Le régiment opère sa reconstitution dans les cantonnements de
Francastel et d'Oursel-Maison, dans la partie sud de l'ancien camp de
Crêvecoeur ou la Division Marocaine vient d'être transportée
en camions automobiles. Après avoir reçu premier renfort provenant du 2e
Tirailleurs, le 7e de Marche se porte ensuite dans la région au nord-est
de Saint-Just-en-Chaussée, derrière les division qui tiennent
les lignes, et les officiers exécutent dans le secteur de Maignelay les
reconnaissances qu'exigent les différentes missions qui lui sont
éventuellement dévolues. Puis le 7 août, il regagne la zone arrière, et cantonne dans de
minuscules villages à l'ouest de Saint-Just. Bien que ses effectifs
soient encore très réduits, il continue son entraînement. La principale
distraction de tous est la lecture et l'ample commentaire des communiqués
qui annoncent les glorieux résultats de notre offensive entre l'Oise et
la Somme, et nous donnent la douce satisfaction d'avancer tous les jours
sur la carte affichée sur la place du village la petite ligne bleue qui
marque notre front. L'arrivée des renforts vient une fois de plus changer la constitution
du 7e de Marche. Un ordre du GQG, dissous le 6e bataillon dont les hommes
servent a recompléter les 1er et 3e bataillons du régiment.

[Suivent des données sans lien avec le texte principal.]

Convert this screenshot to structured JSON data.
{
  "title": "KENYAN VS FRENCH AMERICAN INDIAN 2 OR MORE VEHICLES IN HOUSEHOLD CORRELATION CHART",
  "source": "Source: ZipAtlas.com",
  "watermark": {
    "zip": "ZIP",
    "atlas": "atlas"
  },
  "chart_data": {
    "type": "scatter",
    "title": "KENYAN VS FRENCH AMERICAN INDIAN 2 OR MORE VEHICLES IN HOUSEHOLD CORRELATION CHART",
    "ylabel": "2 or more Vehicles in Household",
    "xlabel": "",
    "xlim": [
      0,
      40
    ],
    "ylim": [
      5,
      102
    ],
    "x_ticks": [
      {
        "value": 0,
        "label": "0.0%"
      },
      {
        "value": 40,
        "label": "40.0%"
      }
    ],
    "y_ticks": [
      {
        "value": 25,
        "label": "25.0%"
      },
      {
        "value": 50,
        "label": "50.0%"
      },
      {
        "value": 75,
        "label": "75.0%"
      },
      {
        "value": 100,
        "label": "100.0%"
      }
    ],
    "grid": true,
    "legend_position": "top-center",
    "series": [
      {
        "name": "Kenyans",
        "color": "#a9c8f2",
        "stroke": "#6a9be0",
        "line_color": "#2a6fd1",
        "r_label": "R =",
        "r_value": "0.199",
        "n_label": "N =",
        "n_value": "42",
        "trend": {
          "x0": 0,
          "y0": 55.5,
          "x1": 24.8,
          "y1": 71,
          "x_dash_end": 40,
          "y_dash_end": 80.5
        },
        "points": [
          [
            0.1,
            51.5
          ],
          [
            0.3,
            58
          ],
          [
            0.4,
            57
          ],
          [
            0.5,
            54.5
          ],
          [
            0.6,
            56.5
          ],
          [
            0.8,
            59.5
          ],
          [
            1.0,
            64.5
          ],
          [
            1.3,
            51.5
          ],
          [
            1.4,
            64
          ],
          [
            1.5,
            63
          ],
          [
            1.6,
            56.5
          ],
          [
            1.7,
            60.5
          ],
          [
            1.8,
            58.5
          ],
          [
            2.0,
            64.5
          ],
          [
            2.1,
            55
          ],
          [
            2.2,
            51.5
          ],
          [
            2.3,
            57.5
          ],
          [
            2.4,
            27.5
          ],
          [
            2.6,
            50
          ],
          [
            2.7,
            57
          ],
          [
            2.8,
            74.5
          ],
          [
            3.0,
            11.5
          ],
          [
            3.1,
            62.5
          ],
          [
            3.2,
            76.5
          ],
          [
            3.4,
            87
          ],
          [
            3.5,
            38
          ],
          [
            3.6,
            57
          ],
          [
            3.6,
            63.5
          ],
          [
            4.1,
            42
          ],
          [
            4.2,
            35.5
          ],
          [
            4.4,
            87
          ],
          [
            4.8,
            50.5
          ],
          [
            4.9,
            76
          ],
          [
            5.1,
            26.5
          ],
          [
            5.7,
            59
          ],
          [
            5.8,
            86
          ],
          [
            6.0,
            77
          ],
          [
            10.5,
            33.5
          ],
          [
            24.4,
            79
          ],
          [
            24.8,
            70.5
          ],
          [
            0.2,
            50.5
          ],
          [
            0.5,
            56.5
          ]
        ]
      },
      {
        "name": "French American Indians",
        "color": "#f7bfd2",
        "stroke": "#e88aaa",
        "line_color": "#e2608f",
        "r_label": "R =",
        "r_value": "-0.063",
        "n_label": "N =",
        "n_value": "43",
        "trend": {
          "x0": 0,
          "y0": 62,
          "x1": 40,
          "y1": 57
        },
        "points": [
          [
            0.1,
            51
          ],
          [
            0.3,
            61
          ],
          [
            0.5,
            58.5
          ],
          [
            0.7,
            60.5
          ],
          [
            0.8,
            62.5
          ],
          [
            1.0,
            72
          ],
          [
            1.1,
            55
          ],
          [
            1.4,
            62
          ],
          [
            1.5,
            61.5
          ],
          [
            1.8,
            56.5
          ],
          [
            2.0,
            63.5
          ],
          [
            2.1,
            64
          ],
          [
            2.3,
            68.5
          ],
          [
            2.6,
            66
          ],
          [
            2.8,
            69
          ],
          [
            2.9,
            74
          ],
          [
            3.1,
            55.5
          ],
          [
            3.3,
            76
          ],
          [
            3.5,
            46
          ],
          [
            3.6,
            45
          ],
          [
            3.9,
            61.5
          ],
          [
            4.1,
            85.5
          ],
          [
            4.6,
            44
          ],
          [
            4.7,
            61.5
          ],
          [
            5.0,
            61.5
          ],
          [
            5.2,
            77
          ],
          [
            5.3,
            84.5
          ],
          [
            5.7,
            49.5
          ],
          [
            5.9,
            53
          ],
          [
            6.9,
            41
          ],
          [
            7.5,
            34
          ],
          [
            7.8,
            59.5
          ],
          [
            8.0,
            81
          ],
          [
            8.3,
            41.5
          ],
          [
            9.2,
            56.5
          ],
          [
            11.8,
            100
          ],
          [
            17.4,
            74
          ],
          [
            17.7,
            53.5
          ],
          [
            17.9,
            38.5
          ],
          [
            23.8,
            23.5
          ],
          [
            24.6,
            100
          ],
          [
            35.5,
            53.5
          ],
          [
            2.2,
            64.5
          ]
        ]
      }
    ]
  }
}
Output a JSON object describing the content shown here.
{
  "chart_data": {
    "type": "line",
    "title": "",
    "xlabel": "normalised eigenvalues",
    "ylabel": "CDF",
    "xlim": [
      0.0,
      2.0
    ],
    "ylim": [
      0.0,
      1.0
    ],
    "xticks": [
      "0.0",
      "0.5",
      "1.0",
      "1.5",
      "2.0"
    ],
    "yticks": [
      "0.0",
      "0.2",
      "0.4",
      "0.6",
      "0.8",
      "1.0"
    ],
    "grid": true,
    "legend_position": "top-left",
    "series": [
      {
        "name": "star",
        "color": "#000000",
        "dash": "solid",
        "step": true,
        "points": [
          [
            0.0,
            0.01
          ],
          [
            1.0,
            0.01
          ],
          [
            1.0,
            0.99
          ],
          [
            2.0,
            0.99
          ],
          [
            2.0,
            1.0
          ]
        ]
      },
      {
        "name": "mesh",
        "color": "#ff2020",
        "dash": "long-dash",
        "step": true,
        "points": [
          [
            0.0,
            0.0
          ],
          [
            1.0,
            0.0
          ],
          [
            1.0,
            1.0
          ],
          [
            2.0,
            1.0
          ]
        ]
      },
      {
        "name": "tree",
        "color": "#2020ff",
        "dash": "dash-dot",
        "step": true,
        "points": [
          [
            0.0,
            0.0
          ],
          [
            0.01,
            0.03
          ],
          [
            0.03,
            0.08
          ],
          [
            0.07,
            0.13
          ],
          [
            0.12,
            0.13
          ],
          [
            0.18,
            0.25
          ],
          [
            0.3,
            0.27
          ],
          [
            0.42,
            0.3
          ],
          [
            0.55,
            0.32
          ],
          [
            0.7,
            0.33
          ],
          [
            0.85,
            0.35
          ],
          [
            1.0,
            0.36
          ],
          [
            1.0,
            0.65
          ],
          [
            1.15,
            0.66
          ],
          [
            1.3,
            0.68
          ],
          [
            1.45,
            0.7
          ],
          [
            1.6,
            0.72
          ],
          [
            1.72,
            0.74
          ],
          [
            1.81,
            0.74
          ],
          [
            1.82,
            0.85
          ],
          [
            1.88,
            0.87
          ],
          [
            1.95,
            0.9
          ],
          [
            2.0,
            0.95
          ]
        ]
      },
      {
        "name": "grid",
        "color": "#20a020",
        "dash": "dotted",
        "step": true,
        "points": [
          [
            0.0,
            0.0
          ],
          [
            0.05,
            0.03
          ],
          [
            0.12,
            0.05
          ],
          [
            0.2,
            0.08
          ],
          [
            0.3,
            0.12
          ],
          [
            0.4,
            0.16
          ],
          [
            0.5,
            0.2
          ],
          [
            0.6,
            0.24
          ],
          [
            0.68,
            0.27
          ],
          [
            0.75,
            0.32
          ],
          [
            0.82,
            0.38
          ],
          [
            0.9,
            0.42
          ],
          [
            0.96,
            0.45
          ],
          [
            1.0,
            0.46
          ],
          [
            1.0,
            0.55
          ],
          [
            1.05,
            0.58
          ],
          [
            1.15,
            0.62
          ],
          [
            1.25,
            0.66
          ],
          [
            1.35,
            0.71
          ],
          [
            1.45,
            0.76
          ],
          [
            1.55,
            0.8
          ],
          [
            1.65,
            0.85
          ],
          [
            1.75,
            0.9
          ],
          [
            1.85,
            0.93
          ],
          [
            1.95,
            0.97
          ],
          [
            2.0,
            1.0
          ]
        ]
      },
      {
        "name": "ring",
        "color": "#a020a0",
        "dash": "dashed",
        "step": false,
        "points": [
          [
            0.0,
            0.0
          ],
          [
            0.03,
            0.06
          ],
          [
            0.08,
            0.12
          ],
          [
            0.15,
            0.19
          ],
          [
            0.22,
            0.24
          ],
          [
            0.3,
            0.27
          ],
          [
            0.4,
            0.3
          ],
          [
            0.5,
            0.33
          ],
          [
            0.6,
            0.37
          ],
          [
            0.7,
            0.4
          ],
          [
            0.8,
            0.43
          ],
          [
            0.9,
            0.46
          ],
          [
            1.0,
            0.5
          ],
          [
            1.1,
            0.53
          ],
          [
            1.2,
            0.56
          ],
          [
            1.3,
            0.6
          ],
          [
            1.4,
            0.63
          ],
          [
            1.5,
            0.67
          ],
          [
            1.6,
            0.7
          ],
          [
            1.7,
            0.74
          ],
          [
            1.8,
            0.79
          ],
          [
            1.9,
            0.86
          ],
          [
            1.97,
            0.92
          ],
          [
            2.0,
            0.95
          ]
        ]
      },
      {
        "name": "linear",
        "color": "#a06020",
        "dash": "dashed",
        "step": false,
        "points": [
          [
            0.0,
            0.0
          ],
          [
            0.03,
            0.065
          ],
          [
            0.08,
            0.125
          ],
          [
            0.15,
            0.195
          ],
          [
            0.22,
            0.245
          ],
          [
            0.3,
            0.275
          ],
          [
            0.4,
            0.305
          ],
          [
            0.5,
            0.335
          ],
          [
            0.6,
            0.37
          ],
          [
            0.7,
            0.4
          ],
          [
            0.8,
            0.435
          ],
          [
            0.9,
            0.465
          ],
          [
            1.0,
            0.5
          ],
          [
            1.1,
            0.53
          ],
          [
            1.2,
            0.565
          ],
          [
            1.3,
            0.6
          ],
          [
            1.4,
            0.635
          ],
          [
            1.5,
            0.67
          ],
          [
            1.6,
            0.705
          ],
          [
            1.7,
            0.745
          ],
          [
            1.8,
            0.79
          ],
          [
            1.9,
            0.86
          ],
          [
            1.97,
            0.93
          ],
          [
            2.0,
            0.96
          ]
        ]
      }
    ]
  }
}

Les gradés
du bataillon dissous assurent l'encadrement d'un renfort Constantinois qui
vient d'arriver pour former le 8 bataillon du 7e Tirailleurs. A la date du 25 août la composition du régiment est donc la suivante
La réception des Constantinois donne lieu a une fête de bienvenue.
Au Quesnel-Aubry, sur une place ombragée de grands tilleuls, les
tirailleurs ont dressé des baraques de feuillages et installé des
cafés maures, où ils confectionnent de succulents “ ftair ”
et un odorant “ qaoua ”. Au cours du concert auquel le général Daugan et le colonel Bertrand,
commandant la 2e brigade, sont venus assister, arrive en tournée de
front, M. Clemenceau, président du Conseil, accompagné du général
Mordacq. Avec sa grande simplicité d'allures, notre “ Premier ”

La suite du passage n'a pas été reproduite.